Dumas to the American Commissioners2
ALS: American Philosophical Society; AL (draft): Algemeen Rijksarchief
<The Hague, January 19[-24], 1779, in French: The only thing that happened at the Assembly of Holland was the reading of the ambassador’s latest memorandum.3 I met five times today with the French ambassador and as often with our friend. January 20: The pensionaries of Amsterdam have expressed to the ambassador their hope that the other Dutch towns will not be deprived of the favors Amsterdam enjoys. The representatives of the other towns treat the Amsterdam representatives with much respect and seek their intercession. The new French regulations will be promulgated on January 26 unless the king receives the response he requests.4 January 21: The admiralty extends the granting of convoys (although excluding ships’ timbers), but not until crews have been assigned; this is just playing for time. The assembly has delayed everything until tomorrow. The Grand Facteur asked me to report on what I learned. January 22: The Grand Pensionary proposes delaying the resolution on convoys until the 26th; Amsterdam objects and Haarlem proposes amendments.5 January 23: The terms are still being debated; a messenger has been sent to Paris to obtain a delay of a week.6 January 24: I send this via Rotterdam to confuse curious gossipers. [P.S.]: Amsterdam declares it will stand firm.>
2. Published in Taylor, Adams Papers, VII, 362–7.

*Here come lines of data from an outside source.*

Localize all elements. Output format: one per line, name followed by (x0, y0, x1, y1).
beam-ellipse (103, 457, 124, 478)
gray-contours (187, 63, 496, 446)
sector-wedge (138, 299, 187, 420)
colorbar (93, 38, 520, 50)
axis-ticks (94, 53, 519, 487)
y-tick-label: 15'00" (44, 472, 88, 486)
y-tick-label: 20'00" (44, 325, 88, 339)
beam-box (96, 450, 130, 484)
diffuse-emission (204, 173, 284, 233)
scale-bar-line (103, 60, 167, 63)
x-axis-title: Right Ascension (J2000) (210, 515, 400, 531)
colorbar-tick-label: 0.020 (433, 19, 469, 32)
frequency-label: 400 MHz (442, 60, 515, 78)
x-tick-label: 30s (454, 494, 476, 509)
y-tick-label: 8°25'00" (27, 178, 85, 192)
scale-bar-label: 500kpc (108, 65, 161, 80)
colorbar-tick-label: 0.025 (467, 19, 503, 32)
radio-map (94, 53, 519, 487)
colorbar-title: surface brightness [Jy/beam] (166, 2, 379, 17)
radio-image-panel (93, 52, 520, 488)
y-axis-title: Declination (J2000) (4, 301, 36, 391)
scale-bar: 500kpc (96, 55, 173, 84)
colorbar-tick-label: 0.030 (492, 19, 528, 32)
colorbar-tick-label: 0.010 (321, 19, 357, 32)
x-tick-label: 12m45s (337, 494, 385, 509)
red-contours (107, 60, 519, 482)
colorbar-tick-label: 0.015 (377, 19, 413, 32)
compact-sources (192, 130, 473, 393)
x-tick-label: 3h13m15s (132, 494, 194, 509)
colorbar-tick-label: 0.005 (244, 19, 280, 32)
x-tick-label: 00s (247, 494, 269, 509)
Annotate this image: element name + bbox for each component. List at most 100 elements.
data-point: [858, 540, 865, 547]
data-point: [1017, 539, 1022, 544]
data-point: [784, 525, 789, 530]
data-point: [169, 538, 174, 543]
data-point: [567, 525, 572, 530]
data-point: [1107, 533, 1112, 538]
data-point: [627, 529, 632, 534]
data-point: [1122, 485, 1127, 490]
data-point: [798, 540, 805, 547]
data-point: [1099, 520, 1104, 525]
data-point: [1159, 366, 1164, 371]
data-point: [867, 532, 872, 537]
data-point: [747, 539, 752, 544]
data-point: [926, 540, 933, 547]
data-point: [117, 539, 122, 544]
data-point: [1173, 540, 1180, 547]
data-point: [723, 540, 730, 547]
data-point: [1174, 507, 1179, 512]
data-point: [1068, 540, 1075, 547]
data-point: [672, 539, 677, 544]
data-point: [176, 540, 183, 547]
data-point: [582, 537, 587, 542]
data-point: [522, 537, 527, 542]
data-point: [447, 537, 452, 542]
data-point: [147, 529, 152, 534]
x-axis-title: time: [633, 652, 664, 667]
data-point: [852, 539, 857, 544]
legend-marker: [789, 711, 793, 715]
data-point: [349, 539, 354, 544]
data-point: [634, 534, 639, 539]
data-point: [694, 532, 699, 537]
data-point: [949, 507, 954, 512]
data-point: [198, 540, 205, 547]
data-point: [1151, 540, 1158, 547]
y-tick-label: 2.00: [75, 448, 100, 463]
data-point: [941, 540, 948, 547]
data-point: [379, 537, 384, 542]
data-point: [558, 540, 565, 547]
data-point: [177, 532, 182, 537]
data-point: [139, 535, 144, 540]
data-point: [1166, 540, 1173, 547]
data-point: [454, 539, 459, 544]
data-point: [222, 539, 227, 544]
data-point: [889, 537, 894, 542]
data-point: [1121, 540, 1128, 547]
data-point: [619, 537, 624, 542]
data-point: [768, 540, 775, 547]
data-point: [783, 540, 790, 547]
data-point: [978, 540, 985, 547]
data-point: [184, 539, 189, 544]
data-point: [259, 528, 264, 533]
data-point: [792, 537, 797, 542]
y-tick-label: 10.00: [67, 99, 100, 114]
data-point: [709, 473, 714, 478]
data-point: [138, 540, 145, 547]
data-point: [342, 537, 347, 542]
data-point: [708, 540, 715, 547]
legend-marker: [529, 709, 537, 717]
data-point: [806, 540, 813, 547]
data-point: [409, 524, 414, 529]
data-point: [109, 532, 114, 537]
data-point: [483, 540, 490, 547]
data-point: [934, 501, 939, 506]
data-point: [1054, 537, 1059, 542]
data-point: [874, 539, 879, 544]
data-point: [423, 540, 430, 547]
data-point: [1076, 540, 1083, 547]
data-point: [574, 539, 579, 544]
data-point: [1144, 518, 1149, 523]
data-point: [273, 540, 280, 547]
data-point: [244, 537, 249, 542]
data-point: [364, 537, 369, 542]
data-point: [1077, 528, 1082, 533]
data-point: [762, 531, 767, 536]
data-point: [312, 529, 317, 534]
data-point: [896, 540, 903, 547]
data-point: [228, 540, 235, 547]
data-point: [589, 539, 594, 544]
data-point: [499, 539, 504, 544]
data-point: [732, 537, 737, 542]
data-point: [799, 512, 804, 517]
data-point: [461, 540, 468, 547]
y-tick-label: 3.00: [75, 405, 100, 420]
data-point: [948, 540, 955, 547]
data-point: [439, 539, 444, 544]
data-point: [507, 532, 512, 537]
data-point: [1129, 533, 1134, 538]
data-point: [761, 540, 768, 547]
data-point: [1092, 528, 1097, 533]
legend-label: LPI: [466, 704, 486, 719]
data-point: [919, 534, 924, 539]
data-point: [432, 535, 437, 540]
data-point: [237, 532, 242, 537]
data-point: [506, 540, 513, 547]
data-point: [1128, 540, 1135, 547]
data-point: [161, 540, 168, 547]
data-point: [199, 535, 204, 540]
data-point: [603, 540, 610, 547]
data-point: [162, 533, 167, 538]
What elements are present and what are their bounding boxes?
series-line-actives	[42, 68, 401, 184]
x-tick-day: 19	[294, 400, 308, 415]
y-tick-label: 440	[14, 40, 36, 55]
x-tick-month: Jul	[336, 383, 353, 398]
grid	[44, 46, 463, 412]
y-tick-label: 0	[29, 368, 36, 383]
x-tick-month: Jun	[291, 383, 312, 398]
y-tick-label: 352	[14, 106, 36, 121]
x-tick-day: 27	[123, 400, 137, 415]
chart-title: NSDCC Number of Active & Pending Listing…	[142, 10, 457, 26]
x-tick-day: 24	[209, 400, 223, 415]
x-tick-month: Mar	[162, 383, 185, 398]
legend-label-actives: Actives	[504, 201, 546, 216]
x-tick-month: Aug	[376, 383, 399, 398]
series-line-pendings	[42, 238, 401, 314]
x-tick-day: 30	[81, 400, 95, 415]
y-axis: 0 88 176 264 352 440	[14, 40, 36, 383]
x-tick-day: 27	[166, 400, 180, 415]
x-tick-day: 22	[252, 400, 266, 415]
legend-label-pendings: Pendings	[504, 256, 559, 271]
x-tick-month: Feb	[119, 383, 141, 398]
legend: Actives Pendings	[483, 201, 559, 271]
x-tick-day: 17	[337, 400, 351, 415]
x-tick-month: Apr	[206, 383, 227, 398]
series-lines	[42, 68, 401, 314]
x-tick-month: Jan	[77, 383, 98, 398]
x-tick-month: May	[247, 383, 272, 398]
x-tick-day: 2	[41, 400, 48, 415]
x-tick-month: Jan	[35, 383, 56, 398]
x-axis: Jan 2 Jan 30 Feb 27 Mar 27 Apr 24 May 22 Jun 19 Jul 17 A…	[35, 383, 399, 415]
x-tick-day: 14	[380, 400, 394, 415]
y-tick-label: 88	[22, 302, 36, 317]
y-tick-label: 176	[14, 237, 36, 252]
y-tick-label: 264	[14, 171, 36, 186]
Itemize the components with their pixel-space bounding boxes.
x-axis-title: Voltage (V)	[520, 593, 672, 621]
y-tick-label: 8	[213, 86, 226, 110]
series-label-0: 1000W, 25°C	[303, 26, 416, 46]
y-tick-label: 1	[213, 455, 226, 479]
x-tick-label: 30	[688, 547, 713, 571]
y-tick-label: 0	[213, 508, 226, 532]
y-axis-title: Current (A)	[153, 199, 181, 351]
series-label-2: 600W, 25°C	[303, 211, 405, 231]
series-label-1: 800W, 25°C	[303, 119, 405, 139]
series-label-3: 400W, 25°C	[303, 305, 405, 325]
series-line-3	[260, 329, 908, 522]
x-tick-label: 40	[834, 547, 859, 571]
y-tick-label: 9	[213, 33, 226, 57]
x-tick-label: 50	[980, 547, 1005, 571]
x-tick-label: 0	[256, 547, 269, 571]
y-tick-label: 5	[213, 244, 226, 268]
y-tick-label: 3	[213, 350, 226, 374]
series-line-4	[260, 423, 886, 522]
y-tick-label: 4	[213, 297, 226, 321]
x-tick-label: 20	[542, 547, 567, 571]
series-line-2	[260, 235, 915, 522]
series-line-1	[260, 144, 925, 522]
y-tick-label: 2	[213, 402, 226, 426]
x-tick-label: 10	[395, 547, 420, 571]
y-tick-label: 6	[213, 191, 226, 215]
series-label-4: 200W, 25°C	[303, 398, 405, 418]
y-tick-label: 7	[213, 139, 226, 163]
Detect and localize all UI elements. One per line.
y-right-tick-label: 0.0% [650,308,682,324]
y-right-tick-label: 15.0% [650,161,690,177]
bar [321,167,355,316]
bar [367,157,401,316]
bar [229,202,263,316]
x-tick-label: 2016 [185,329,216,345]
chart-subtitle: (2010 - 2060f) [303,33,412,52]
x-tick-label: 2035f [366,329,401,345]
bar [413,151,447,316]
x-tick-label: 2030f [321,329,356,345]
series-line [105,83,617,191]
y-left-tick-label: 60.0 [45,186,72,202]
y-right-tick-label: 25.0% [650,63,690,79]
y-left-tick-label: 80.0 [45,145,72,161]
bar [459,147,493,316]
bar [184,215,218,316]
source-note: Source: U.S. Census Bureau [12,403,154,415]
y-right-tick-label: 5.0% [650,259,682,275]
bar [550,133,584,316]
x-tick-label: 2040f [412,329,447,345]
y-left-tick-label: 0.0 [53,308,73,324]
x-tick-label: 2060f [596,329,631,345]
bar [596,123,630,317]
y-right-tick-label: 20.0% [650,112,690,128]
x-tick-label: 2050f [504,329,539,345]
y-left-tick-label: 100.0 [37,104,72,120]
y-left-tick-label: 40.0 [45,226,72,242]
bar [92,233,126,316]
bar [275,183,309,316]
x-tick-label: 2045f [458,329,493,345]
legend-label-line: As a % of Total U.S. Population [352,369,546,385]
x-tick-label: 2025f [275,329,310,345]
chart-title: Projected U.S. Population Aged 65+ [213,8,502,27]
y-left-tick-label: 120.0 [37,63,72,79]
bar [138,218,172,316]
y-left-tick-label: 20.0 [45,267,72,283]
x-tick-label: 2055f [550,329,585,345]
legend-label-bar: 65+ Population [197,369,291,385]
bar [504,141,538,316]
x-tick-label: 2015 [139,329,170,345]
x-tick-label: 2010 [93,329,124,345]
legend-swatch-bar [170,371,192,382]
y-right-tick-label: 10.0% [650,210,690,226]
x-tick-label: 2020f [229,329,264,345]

3. See Dumas’ letter of Jan. 16–18.
4. The French regulations to go into effect on Jan. 26 are printed in the Annual Register for 1779, pp. 423–5.
5. Haarlem’s support for the French position eventually gained it the same privileges as Amsterdam and indicated France was winning support for its demand for unlimited convoys: Francis Piggot and G. W. T. Omond, Documentary History of the Armed Neutralities of 1780 and 1800 (London, 1919), pp. 109–10.
6. Extensions were granted by France, first to Feb. 8 and then to March 1: Taylor, Adams Papers, VII, 366–7n.